The other shoe was bound to drop. Plummeting real estate prices in Las Vegas aren’t limited just to the residential market:
Foreclosure problems that destroyed residential real estate in 2008 are set to hit the commercial real estate market even harder this year, analysts are warning.
Commercial property values have fallen 30 percent to 40 percent from their peak a couple of years ago and the market is fraught with peril. Loan defaults have soared. Financing has dried up. Rising vacancy rates combined with declining rents are weakening cash flow.
"For Lease" signs hang at almost every shopping center and office park around the Las Vegas Valley. Construction has been delayed or halted on some of the newer developments.
"The problem is banks and lenders were so loose in making construction loans," said Hank Gordon, principal of Laurich Properties, a retail developer in Las Vegas. "There was no need to build all these strip centers one after another along Rainbow (Boulevard), to pay $20, $30 and $40 a square foot for land and think rents will go up to warrant it and sucker a bank into making a construction loan when demand wasn’t there."
Are you looking for a good investment in a troubled economy? Consider red ink. Lenders are going to need a lot of it.









Yea, it’s looking pretty ragged.
There are so many signs up and down main streets that the common eye doesn’t even notice. I’ve been here a couple years and am not yet braindead so I see all the “For Lease” and “For Rent” signs, and all the vacancies.
The main things, of course, are still intact.
Happy Hour with the parade of new breast implants and new puffy lips – now that still continues. 3PM is Happy Hour in the Red Rock area for the regulars and the parade of new body parts is a real crack up. My husband nearly breaks his neck.
Karma has a funny way of dealing with certain elements. Couldn’t happen to a more deserving group of prix.

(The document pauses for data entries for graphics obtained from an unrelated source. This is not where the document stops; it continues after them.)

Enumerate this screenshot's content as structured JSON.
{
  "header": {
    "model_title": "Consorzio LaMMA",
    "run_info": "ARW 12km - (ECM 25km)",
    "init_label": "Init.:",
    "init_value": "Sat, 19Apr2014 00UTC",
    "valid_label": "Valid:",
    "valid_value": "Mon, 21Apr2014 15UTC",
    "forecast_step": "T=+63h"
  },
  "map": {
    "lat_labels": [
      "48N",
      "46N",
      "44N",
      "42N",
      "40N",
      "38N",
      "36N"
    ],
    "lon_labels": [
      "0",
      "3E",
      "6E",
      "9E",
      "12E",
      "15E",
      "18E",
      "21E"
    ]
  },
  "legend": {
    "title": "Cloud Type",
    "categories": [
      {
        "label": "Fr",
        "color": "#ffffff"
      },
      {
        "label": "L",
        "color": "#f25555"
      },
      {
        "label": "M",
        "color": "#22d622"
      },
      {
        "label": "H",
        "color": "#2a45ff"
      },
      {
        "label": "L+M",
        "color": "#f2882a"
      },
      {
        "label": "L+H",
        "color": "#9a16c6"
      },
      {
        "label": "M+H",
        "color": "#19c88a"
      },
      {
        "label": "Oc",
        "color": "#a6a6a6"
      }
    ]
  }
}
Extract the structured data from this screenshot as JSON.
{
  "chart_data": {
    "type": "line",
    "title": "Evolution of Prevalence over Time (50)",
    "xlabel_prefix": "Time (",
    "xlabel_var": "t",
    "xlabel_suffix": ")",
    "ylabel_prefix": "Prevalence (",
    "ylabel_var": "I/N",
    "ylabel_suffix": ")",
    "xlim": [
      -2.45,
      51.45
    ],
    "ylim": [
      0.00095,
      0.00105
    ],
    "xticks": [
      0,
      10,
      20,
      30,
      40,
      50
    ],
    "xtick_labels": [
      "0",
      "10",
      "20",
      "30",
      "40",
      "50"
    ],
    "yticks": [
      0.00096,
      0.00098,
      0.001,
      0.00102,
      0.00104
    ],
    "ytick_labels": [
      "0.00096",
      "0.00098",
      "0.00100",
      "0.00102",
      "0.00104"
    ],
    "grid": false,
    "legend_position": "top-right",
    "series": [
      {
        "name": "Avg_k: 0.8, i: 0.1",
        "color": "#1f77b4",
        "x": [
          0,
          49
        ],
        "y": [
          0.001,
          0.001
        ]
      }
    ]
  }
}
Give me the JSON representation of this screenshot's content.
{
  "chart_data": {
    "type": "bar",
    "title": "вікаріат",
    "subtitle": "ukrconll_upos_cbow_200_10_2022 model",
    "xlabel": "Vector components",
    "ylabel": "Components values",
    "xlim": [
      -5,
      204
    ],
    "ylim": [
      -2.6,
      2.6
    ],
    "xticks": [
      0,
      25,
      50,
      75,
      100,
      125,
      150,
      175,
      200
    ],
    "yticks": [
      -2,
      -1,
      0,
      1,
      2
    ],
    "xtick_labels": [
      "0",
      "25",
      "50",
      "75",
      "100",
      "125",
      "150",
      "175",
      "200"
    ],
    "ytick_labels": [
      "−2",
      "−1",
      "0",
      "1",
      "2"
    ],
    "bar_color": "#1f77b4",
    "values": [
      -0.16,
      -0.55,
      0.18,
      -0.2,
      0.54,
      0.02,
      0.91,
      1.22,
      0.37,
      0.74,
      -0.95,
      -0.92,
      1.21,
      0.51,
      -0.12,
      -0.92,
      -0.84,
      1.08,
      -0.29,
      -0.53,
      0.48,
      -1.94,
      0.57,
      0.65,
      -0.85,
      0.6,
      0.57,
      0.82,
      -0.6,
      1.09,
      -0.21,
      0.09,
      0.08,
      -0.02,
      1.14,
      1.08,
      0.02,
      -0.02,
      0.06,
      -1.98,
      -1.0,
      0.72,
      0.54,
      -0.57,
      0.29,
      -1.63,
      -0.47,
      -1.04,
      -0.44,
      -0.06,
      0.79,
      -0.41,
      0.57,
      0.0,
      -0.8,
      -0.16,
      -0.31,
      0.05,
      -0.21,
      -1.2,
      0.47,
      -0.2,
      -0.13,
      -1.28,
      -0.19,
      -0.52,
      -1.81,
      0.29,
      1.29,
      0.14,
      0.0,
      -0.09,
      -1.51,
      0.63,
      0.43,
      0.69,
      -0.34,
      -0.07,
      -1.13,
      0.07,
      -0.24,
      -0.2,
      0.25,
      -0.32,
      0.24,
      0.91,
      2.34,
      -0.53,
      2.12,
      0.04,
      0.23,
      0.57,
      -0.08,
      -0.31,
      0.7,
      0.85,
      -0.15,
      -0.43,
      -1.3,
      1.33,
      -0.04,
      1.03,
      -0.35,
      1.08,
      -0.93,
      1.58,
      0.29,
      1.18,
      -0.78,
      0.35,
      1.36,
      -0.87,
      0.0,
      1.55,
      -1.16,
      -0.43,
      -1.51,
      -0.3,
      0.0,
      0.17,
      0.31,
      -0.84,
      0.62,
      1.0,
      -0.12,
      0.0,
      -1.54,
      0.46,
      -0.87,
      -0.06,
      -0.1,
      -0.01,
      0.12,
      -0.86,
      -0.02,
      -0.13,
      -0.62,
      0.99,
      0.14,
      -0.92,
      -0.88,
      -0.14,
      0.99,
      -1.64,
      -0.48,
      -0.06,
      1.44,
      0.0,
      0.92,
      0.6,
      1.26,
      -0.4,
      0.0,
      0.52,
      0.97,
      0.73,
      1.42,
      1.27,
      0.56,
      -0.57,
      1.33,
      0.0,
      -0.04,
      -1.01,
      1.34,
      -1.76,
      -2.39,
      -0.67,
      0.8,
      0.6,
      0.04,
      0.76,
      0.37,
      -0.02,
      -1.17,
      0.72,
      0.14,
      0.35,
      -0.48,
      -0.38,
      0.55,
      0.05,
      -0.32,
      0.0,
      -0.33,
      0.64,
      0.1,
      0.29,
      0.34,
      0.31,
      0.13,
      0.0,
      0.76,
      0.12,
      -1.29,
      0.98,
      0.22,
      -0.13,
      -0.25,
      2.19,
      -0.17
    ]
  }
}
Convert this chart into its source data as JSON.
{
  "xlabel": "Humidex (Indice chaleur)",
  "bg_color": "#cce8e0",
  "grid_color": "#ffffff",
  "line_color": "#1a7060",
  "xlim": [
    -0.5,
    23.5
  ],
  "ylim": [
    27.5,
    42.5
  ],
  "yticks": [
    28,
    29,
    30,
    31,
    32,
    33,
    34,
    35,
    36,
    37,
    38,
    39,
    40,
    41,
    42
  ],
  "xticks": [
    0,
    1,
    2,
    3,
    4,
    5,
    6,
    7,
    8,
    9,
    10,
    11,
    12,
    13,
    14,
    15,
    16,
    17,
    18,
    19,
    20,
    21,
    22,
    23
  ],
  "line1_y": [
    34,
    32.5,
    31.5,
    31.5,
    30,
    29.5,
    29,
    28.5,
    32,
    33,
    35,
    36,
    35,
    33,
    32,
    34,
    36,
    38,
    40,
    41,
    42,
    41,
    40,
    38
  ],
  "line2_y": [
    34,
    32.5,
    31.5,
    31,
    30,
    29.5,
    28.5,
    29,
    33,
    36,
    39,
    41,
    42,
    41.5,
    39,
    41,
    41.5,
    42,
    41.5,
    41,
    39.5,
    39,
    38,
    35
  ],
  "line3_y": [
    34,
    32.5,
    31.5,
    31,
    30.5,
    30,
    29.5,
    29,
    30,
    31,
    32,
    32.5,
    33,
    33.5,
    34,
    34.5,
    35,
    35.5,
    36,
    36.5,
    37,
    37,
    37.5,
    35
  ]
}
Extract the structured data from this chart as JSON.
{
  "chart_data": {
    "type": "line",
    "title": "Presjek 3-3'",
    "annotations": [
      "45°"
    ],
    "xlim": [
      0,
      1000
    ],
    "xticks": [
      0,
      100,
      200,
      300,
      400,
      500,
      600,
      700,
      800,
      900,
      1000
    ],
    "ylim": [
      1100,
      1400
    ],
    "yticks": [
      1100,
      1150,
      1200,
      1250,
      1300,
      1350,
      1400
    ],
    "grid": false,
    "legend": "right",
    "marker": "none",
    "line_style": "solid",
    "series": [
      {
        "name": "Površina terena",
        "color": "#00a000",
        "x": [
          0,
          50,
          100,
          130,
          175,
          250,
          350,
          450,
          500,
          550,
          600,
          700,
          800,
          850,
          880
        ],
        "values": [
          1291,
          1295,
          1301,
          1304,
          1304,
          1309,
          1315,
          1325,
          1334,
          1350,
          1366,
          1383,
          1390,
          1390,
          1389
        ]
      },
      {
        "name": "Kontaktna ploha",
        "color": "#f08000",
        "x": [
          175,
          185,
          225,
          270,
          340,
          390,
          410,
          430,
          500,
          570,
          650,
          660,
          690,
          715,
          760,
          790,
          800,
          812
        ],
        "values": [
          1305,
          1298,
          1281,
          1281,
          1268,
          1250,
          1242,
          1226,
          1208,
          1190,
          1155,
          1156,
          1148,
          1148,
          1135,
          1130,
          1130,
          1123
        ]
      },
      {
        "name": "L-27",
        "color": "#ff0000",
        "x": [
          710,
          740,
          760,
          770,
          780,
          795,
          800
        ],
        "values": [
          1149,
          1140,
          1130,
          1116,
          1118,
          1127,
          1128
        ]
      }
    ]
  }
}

My observations of late have been:
1) Builders are still completing office parks and strip malls. Then they sit vacant and are still vacant. The builder won’t get paid unless he completes the project. Then it’s the noteholder’s problem. Default. Now it’s the Bank’s problem.
2) Realtors are STILL touting a housing recovery. Don’t these bottomfeeders have any remorse for putting people into homes they could not afford? Wishful thinking I guess. They only care if a transaction takes place.
3) You would never know there was a recession on the strip. But the local casinos are ghost establishments. On Saturday night, July 4th, there was NOBODY in the buffet at a local casino. Nobody has any disposible income left after watching their equity vanish.
4) The house I’m renting went from $386,000 in June 2006 to $224,000 in June 2009. The landlord’s mortgage is $350,000. Oh snap.